Now, that I’ve explained a bit about story points, I’m going to dump on hours-based requirements estimation a little bit more. Let me clarify — when I coach Scrum teams, we only do story point estimation for the Product Backlog Items (PBIs). The actual tasks in the Sprint Backlog are estimated in hours. So, there’s definitely still a place for hours in Scrum but you’re going to use that wisely for things where hours make more sense. To quote my colleague, Erik Weber from Centare, “hours-based estimation works best on things that are small.” When things start getting big, teams start getting profoundly bad at estimating.  Estimate your PBIs using story points and use hours for your sprint backlog’s tasks.

Everyone thinks in terms of time — hours, days, weeks, months, and years — but software estimation is more complex than that. Trying to put hours on a feature (aka. PBI, user story, or requirement) puts you into a mental space that leads you in the weird directions and often wastes a lot of time. How often have you started working on something that you thought would take 8 hours and suddenly you have a new understanding of the complexity of the problem and takes 40 hours? Or how about you’re working on a feature with a couple of colleagues and you don’t all work at the same pace and don’t all have the same level of expertise on all the required activities? Or maybe you spend 30 minutes coming up with an estimate. Your boss hears that estimate and says “spend a couple more day on that estimate and make it bulletproof”. You spend a couple more days on that revised estimate. The new estimate is not significantly different than the ‘quickie’ version. At the end of your project, you find out that both estimates were wrong.

Whatever you end up doing, you’ll do an hours-based estimate on a bunch of PBIs but you forget to include some non-optional activity like QA or deployment and, in the end, your estimate is wildly wrong.  It’s always something.  Whether it’s something you missed, something you got wrong, or just some kind of ‘fire drill’ while you’re developing – it just never works out.

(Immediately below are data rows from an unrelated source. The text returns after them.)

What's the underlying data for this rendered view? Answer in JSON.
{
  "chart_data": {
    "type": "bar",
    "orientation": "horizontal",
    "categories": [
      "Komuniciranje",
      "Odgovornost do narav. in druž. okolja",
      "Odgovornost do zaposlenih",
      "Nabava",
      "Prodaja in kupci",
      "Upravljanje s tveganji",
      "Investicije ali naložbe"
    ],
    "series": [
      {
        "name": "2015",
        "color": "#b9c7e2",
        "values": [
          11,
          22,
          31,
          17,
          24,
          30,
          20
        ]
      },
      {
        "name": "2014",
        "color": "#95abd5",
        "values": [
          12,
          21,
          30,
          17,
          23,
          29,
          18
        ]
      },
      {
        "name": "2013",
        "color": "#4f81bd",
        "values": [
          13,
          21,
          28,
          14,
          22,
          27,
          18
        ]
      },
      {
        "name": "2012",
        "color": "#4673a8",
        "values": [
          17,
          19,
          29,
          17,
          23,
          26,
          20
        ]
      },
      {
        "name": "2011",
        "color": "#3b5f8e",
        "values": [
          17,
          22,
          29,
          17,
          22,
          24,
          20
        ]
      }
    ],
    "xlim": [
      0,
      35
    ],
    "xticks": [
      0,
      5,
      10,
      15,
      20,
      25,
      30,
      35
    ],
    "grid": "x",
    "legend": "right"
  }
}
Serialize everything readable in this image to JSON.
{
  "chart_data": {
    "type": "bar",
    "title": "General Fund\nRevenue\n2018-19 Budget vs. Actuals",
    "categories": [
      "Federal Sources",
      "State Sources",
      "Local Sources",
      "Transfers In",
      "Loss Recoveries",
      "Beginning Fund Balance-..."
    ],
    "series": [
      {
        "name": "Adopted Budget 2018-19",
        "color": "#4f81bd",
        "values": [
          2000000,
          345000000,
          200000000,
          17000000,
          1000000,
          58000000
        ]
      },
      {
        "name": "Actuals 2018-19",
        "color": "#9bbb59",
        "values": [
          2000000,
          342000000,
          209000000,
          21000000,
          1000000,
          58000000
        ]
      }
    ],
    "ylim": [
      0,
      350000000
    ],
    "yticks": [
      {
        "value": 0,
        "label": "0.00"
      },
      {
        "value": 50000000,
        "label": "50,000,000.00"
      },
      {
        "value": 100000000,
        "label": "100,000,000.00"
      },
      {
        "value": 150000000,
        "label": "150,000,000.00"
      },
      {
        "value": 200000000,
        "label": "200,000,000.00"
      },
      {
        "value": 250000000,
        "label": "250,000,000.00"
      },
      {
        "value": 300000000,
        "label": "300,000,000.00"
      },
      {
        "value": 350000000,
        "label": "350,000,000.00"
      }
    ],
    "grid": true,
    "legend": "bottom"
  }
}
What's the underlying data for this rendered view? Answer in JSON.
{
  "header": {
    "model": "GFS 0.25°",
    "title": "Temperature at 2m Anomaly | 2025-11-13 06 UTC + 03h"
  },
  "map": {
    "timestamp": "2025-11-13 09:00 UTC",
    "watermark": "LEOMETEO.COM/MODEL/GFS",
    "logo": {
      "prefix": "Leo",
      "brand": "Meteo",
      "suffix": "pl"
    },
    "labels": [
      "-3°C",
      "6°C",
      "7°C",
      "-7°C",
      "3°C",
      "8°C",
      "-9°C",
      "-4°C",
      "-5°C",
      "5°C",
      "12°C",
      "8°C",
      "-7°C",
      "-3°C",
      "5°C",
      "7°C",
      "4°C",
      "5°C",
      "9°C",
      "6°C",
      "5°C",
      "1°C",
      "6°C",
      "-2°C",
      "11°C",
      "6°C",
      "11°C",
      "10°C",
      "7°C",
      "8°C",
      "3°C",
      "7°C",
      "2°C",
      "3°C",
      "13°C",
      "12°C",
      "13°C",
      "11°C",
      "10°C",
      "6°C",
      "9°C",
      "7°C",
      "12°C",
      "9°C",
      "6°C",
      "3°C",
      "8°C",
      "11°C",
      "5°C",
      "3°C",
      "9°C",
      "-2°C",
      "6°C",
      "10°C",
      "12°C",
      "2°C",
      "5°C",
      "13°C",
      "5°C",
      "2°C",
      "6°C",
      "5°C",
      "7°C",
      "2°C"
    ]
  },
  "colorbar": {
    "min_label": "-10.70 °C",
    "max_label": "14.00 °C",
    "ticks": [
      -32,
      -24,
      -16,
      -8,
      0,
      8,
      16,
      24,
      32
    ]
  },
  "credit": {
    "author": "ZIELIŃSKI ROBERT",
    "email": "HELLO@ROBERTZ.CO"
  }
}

These things happen all the time. In short, estimating in terms of hours can be incredibly wasteful and you almost never get close to the real values. Also, if you estimate your PBIs in terms of hours, it’s entirely possible that the hours spent on the Tasks for that PBI does not actually end up being the same as the original hours-based time estimate on the PBI. It’s always really weird when a PBI that’s “40 hours” ends up taking “60 hours” or “20 hours”. The number of hours a PBI takes is very flexible and variable.

And now, drawing this minimally coherent blog post to a close, I’ll reiterate the main reason for “why story points” is that estimating in hours simply doesn’t work. You need something else. Story point estimation isn’t perfect but it’s better than nothing and, most importantly, it doesn’t even bother trying to get accurate hours-based estimates for the PBI. There’s a hubris to hours-based estimation on PBIs. Story points have a built-in flexibility and humility that says “we forecast that this is how much effort it will take but we’re often wrong so please don’t take those hours as a guarantee.”